Martedì Puigdemont aveva avvertito che lo Stato «non vuole giustizia, vuole vendetta». E che non avrebbe lasciato Bruxelles senza garanzie di un «giusto processo», che «per ora non esistono». Se Madrid chiederà il suo arresto al Belgio, Puigdemont ha preannunciato che darà battaglia. E costringerà la giustizia belga, molto intransigente sulle violazioni dei diritti fondamentali, a pronunciarsi sulle accuse mosse al leader catalani. Autorevoli giuristi in Catalogna e in Spagna le contestano e denunciano violazioni delle norme europee e spagnole. Lo stesso 'padrè della riforma del Codice Penale post-franchista, Diego Lopez Garrido, ha detto che l’accusa di "ribellione» esiste solo «nell’immaginazione del procuratore generale dello stato». In Catalogna, ha detto, non c'è stato quel «sollevamento violento» che prevede il codice penale.

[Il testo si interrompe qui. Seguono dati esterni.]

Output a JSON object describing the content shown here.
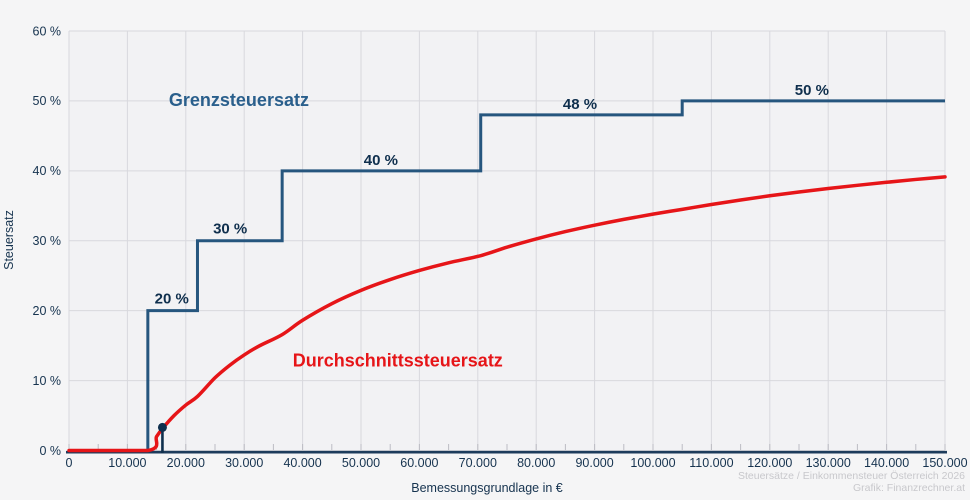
{
  "page": {
    "background": "#f5f5f6"
  },
  "axes": {
    "y_title": "Steuersatz",
    "x_title": "Bemessungsgrundlage in €"
  },
  "caption": {
    "line1": "Steuersätze / Einkommensteuer Österreich 2026",
    "line2": "Grafik: Finanzrechner.at"
  },
  "chart_data": {
    "type": "line",
    "title": "",
    "xlabel": "Bemessungsgrundlage in €",
    "ylabel": "Steuersatz",
    "xlim": [
      0,
      150000
    ],
    "ylim": [
      0,
      60
    ],
    "grid": true,
    "x_tick_step": 10000,
    "y_tick_step": 10,
    "x_minor_tick_step": 5000,
    "x_tick_labels": [
      "0",
      "10.000",
      "20.000",
      "30.000",
      "40.000",
      "50.000",
      "60.000",
      "70.000",
      "80.000",
      "90.000",
      "100.000",
      "110.000",
      "120.000",
      "130.000",
      "140.000",
      "150.000"
    ],
    "y_tick_labels": [
      "0 %",
      "10 %",
      "20 %",
      "30 %",
      "40 %",
      "50 %",
      "60 %"
    ],
    "colors": {
      "plot_bg": "#f2f2f4",
      "grid": "#d8d8dd",
      "minor_tick": "#bcbcc3",
      "axis": "#1d3c5c",
      "tick_text": "#16334f"
    },
    "series": [
      {
        "name": "Grenzsteuersatz",
        "type": "step",
        "color": "#26567e",
        "width": 3,
        "label_color": "#0f2f4d",
        "brackets": [
          {
            "threshold": 13500,
            "rate": 0
          },
          {
            "threshold": 22000,
            "rate": 20
          },
          {
            "threshold": 36500,
            "rate": 30
          },
          {
            "threshold": 70500,
            "rate": 40
          },
          {
            "threshold": 105000,
            "rate": 48
          },
          {
            "threshold": 150000,
            "rate": 50
          }
        ],
        "rate_labels": [
          {
            "text": "20 %",
            "x": 17600,
            "y": 21.8
          },
          {
            "text": "30 %",
            "x": 27600,
            "y": 31.8
          },
          {
            "text": "40 %",
            "x": 53400,
            "y": 41.6
          },
          {
            "text": "48 %",
            "x": 87500,
            "y": 49.6
          },
          {
            "text": "50 %",
            "x": 127200,
            "y": 51.6
          }
        ],
        "label": {
          "text": "Grenzsteuersatz",
          "x": 29100,
          "y": 50.2,
          "color": "#2a5f8c",
          "size": 18
        }
      },
      {
        "name": "Durchschnittssteuersatz",
        "type": "curve",
        "color": "#e61518",
        "width": 3.5,
        "points": [
          [
            0,
            0
          ],
          [
            13500,
            0
          ],
          [
            15000,
            2.0
          ],
          [
            16000,
            3.13
          ],
          [
            18000,
            5.0
          ],
          [
            20000,
            6.5
          ],
          [
            22000,
            7.73
          ],
          [
            25000,
            10.4
          ],
          [
            27500,
            12.18
          ],
          [
            30000,
            13.67
          ],
          [
            32500,
            14.92
          ],
          [
            36500,
            16.58
          ],
          [
            40000,
            18.63
          ],
          [
            45000,
            21.0
          ],
          [
            50000,
            22.9
          ],
          [
            55000,
            24.45
          ],
          [
            60000,
            25.75
          ],
          [
            65000,
            26.85
          ],
          [
            70500,
            27.87
          ],
          [
            75000,
            29.08
          ],
          [
            80000,
            30.26
          ],
          [
            85000,
            31.31
          ],
          [
            90000,
            32.23
          ],
          [
            95000,
            33.06
          ],
          [
            100000,
            33.81
          ],
          [
            105000,
            34.49
          ],
          [
            110000,
            35.19
          ],
          [
            115000,
            35.83
          ],
          [
            120000,
            36.43
          ],
          [
            125000,
            36.97
          ],
          [
            130000,
            37.47
          ],
          [
            135000,
            37.93
          ],
          [
            140000,
            38.36
          ],
          [
            145000,
            38.77
          ],
          [
            150000,
            39.14
          ]
        ],
        "label": {
          "text": "Durchschnittssteuersatz",
          "x": 56300,
          "y": 12.9,
          "color": "#e61518",
          "size": 18
        }
      }
    ],
    "highlight_marker": {
      "x": 16000,
      "y": 3.3,
      "color": "#0f2f4d",
      "radius": 4.5,
      "stem": true
    }
  }
}
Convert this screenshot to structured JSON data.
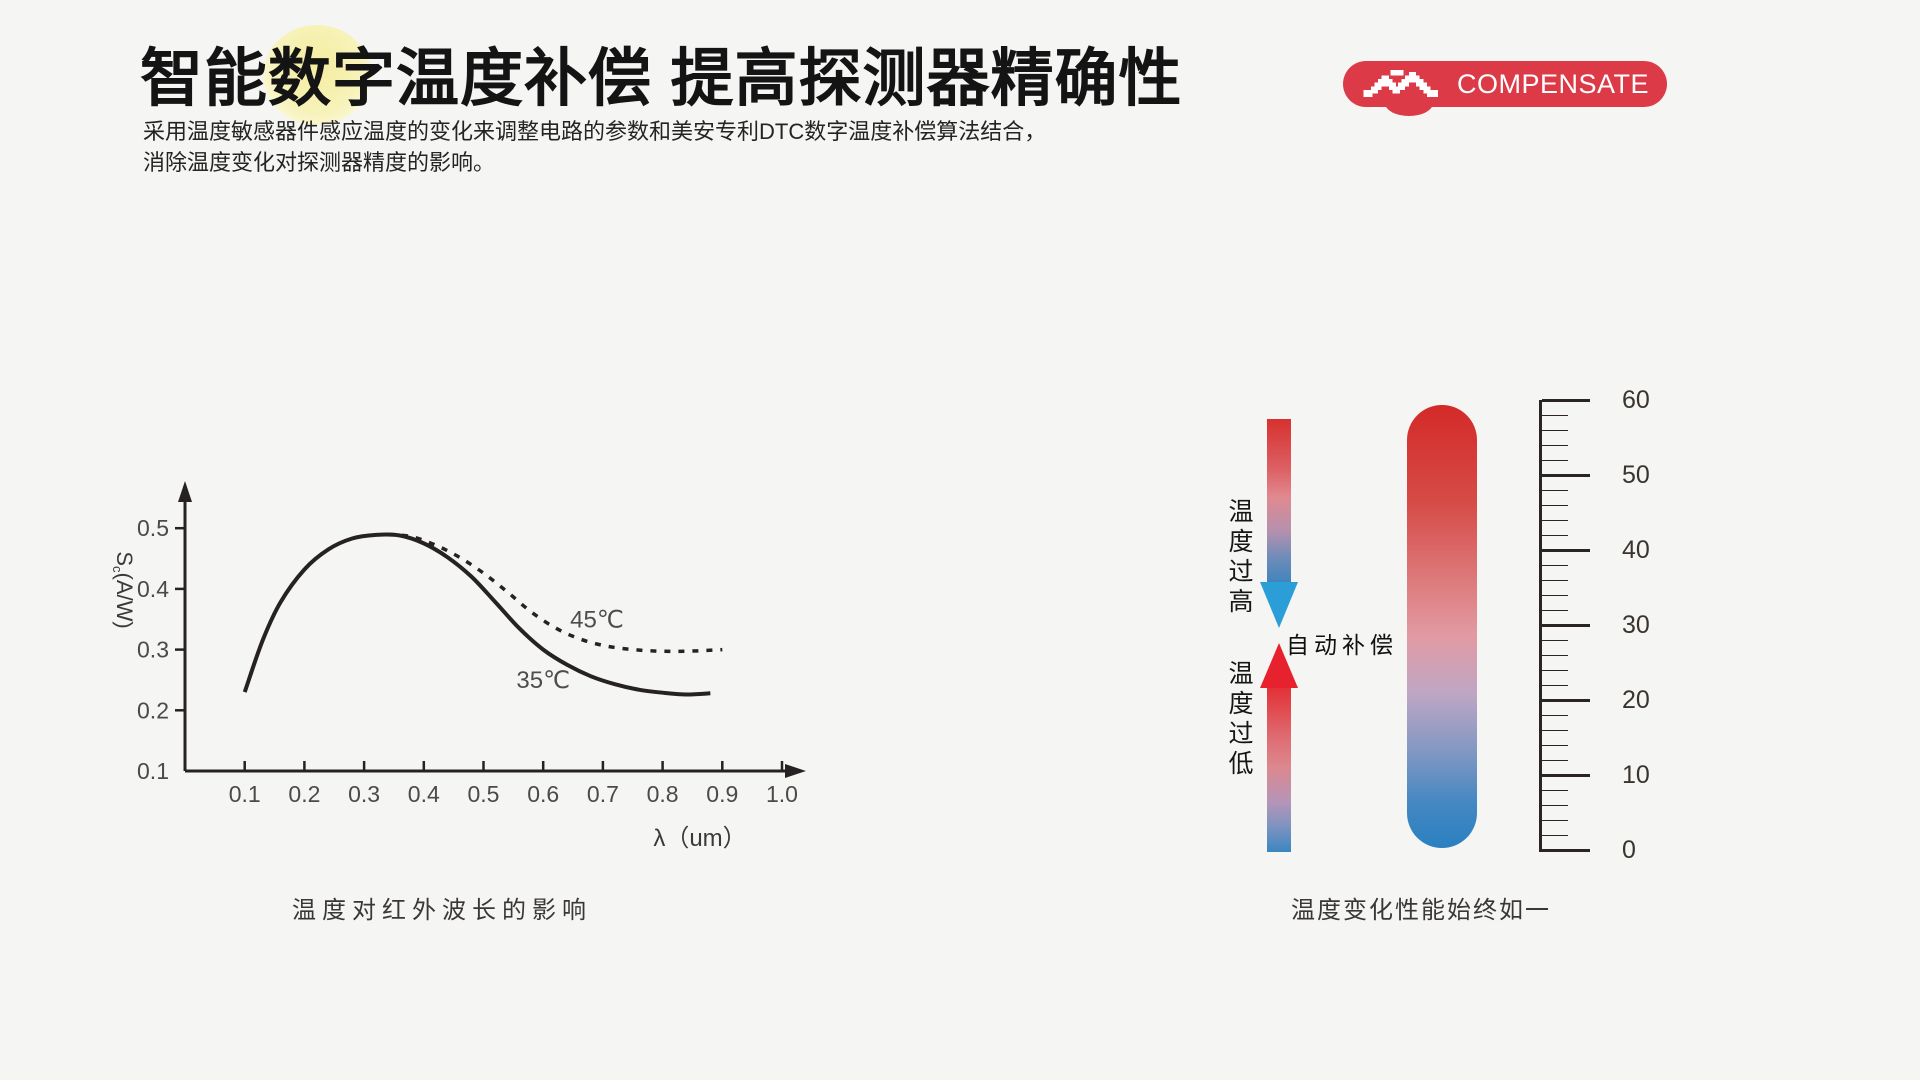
{
  "header": {
    "title_pre": "智能",
    "title_hl": "数字",
    "title_post": "温度补偿 提高探测器精确性",
    "subtitle_line1": "采用温度敏感器件感应温度的变化来调整电路的参数和美安专利DTC数字温度补偿算法结合，",
    "subtitle_line2": "消除温度变化对探测器精度的影响。",
    "badge": {
      "label": "COMPENSATE",
      "color": "#dc3a47",
      "icon": "pixel-wave"
    }
  },
  "chart_data": {
    "type": "line",
    "title": "温度对红外波长的影响",
    "xlabel": "λ（um）",
    "ylabel": "Sc(A/W)",
    "ylabel_sub": "c",
    "xlim": [
      0,
      1.05
    ],
    "ylim": [
      0.1,
      0.55
    ],
    "x_ticks": [
      "0.1",
      "0.2",
      "0.3",
      "0.4",
      "0.5",
      "0.6",
      "0.7",
      "0.8",
      "0.9",
      "1.0"
    ],
    "y_ticks": [
      "0.1",
      "0.2",
      "0.3",
      "0.4",
      "0.5"
    ],
    "axis_color": "#262223",
    "grid": "off",
    "series": [
      {
        "name": "35℃",
        "style": "solid",
        "label_at": [
          0.6,
          0.25
        ],
        "points": [
          [
            0.1,
            0.23
          ],
          [
            0.13,
            0.315
          ],
          [
            0.16,
            0.378
          ],
          [
            0.2,
            0.432
          ],
          [
            0.24,
            0.465
          ],
          [
            0.28,
            0.483
          ],
          [
            0.32,
            0.489
          ],
          [
            0.36,
            0.488
          ],
          [
            0.4,
            0.475
          ],
          [
            0.44,
            0.452
          ],
          [
            0.48,
            0.42
          ],
          [
            0.52,
            0.378
          ],
          [
            0.56,
            0.335
          ],
          [
            0.6,
            0.3
          ],
          [
            0.64,
            0.275
          ],
          [
            0.68,
            0.256
          ],
          [
            0.72,
            0.243
          ],
          [
            0.76,
            0.234
          ],
          [
            0.8,
            0.229
          ],
          [
            0.84,
            0.226
          ],
          [
            0.88,
            0.228
          ]
        ]
      },
      {
        "name": "45℃",
        "style": "dashed",
        "label_at": [
          0.69,
          0.35
        ],
        "points": [
          [
            0.34,
            0.49
          ],
          [
            0.38,
            0.486
          ],
          [
            0.42,
            0.472
          ],
          [
            0.46,
            0.452
          ],
          [
            0.5,
            0.426
          ],
          [
            0.54,
            0.395
          ],
          [
            0.58,
            0.362
          ],
          [
            0.62,
            0.336
          ],
          [
            0.66,
            0.318
          ],
          [
            0.7,
            0.307
          ],
          [
            0.74,
            0.301
          ],
          [
            0.78,
            0.298
          ],
          [
            0.82,
            0.297
          ],
          [
            0.86,
            0.298
          ],
          [
            0.9,
            0.3
          ]
        ]
      }
    ]
  },
  "thermometer": {
    "label_high": "温度过高",
    "label_low": "温度过低",
    "label_auto": "自动补偿",
    "caption": "温度变化性能始终如一",
    "scale": {
      "labels": [
        "60",
        "50",
        "40",
        "30",
        "20",
        "10",
        "0"
      ],
      "major_step": 10,
      "minors_per_interval": 4
    },
    "colors": {
      "hot_red": "#d7312e",
      "cold_blue": "#2b80c0",
      "arrow_down_blue": "#2b9ed8",
      "arrow_up_red": "#e7212d"
    }
  }
}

Il fronte indipendentista ha reagito con indignazione all’arresto di mezzo Govern, denunciando una repressione «mai vista dai tempi del franchismo» ma lanciando nello stesso tempo appelli alla calma e alla «tranquillità», nel timore che la nuova «vendetta» di Madrid possa innescare un ciclo di esasperazione e violenza. La leader del partito di Junqueras, Marta Rovira, con voce rotta dal pianto ha chiesto «a tutti i democratici del mondo» di «reagire, alzarsi, impedire che questo accada nel XXI secolo: un governo eletto democraticamente messo in prigione!». «L'Europa ora sarà ancora complice dello stato spagnolo autoritario?», ha chiesto polemicamente la leader del PdeCat di Puigdemont, Marta Pascall. Lo stesso Junqueras, prima di essere rinchiuso, in carcere è riuscito a lanciare un ultimo appello su Twitter: «Fate ogni giorno quello che potete, perché il bene sconfigga il male. In piedi, con determinazione, fino alla vittoria!».
«Mi vergogno!», ha detto infine della Spagna il leader di Podemos Pablo Iglesias: «Libertà per i detenuti politici!». Che ora in Spagna, nell’Ue del XXI secolo, sono dieci. Oltre agli otto del Govern, da 15 giorni per ordine sempre di Lamela sono in carcere anche i 'due Jordì, Sanchez e Cuixart, i leader delle associazioni indipendentiste accusati di sedizione per le manifestazioni pacifiche di Barcellona del 20 settembre.